Jaime Bunda é membro da uma família tradicional angolana que, graças a uma rara capacidade de observação dos detalhes, e por influência do primo, um figurão do governo, consegue o cargo de detetive estagiário — sem muitas atribuições e tendo de aguentar a gozação dos colegas investigadores. Bunda, por fim, recebe a oportunidade de provar que é competente, em seu primeiro caso importante.
No primeiro dos dois romances, Jaime Bunda, Agente Secreto, publicado em 2001, o protagonista investiga um estupro e assassinato de uma adolescente. Jaime parte com entusiasmo para a apuração do crime, ainda sem suspeitos, e, com seus métodos excêntricos, acaba por se envolver em uma trama complexa que reúne escroques internacionais, altos funcionários do governo e uma mulher misteriosa. Na investigação, segue um falsificador sul-africano chamado Karl Botha, uma referência ao ex-primeiro-ministro sul-africano P.W. Botha, quem autorizou a intervenção sul-africana em Angola em 1975.

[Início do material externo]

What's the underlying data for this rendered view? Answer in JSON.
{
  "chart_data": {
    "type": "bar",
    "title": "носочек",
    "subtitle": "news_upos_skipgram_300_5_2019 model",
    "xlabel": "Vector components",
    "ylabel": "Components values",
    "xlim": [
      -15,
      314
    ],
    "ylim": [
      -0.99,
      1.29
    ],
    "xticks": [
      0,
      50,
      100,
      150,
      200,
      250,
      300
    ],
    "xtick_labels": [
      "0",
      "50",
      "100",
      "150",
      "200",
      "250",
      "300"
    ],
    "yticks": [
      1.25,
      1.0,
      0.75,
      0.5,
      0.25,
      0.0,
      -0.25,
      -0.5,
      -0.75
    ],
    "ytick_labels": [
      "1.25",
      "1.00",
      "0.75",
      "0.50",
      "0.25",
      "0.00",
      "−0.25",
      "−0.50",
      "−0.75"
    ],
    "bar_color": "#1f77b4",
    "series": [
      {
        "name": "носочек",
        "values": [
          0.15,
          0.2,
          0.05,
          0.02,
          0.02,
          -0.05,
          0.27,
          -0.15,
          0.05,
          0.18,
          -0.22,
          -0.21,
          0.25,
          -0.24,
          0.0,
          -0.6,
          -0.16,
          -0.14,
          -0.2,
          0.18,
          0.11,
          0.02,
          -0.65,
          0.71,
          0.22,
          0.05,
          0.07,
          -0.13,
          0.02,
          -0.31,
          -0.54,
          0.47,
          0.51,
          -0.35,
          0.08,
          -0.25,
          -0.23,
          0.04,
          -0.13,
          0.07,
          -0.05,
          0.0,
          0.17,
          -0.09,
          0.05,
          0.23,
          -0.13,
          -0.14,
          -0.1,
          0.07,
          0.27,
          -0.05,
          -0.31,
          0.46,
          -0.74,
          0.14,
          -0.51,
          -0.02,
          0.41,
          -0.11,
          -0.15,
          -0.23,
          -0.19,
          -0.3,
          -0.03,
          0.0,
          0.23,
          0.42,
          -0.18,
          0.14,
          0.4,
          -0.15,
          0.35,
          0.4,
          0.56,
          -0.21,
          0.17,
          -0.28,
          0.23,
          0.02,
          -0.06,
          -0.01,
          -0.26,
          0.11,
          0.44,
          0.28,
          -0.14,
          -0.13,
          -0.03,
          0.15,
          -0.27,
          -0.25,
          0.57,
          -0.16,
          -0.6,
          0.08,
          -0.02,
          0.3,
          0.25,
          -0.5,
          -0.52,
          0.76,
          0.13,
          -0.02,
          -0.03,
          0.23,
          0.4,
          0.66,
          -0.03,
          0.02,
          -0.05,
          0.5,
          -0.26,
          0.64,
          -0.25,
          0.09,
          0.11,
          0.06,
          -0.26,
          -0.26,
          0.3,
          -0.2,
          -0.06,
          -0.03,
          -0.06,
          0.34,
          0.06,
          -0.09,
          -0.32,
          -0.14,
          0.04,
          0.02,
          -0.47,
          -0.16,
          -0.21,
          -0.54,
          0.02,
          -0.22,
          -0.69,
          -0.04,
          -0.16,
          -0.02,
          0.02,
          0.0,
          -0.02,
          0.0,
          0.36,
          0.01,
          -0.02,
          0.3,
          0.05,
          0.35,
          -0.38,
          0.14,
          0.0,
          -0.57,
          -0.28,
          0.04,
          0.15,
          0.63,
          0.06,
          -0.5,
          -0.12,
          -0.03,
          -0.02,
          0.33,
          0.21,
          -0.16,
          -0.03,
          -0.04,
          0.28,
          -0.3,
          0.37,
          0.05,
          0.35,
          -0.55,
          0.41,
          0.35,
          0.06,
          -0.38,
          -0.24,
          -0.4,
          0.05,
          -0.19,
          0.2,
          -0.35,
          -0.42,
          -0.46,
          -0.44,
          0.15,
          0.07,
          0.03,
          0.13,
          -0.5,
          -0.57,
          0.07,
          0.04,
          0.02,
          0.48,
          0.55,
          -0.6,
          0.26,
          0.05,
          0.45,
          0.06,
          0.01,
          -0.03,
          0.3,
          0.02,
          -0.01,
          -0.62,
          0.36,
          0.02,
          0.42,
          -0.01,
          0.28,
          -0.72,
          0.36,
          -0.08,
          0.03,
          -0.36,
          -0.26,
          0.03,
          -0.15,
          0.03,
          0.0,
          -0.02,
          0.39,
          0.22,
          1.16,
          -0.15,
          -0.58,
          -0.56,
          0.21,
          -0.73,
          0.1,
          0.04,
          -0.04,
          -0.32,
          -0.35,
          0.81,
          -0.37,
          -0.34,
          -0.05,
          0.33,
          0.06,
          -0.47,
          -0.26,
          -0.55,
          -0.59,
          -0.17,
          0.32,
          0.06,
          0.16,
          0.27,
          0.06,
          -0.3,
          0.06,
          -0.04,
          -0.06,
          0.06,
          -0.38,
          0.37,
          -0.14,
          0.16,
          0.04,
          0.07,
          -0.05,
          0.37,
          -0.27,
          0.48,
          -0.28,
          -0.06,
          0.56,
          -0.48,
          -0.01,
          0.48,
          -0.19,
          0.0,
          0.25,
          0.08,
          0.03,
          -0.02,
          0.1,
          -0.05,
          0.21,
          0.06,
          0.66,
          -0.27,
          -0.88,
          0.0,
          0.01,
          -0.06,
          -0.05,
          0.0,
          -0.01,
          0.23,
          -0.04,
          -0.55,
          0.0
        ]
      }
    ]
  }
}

O segundo romance, Jaime Bunda e a Morte do Americano, publicado em 2003, tem lugar em Benguela em vez de Luanda, e trata da influência norte-americana em Angola. Jaime Bunda investiga o assassinato de um norte-americano e tenta seduzir uma agente do FBI: o romance apresenta a crítica de Pepetela à política exterior dos Estados Unidos, com o comportamento pesado da polícia angolana refletindo a maneira como os norte americanos trataram os suspeitos de terrorismo durante o mesmo período.
Os romances são populares em Portugal, também tendo êxito em outros países europeus, como a Alemanha, onde Pepetela era desconhecido antes de usar a fórmula. Os livros protagonizados por Jaime Bunda são leves, são levíssimos, mas dão o seu recado. Com pitadas de graça e sátira, o escritor passeia pela corrupção, pela anomia, pela miséria cristalizada de uma favela chamada Roque Santeiro, no miolo da capital Luanda.
“Jaime Bunda, Agente Secreto” é, acima de tudo, uma parábola da organização social de Angola. O autor usa seu olhar crítico para denunciar, com bom humor, o ranço colonial que ainda resiste nas instituições angolanas, e assim apresenta um retrato pouco conhecido de seu país, infelizmente, tão parecido com o Brasil.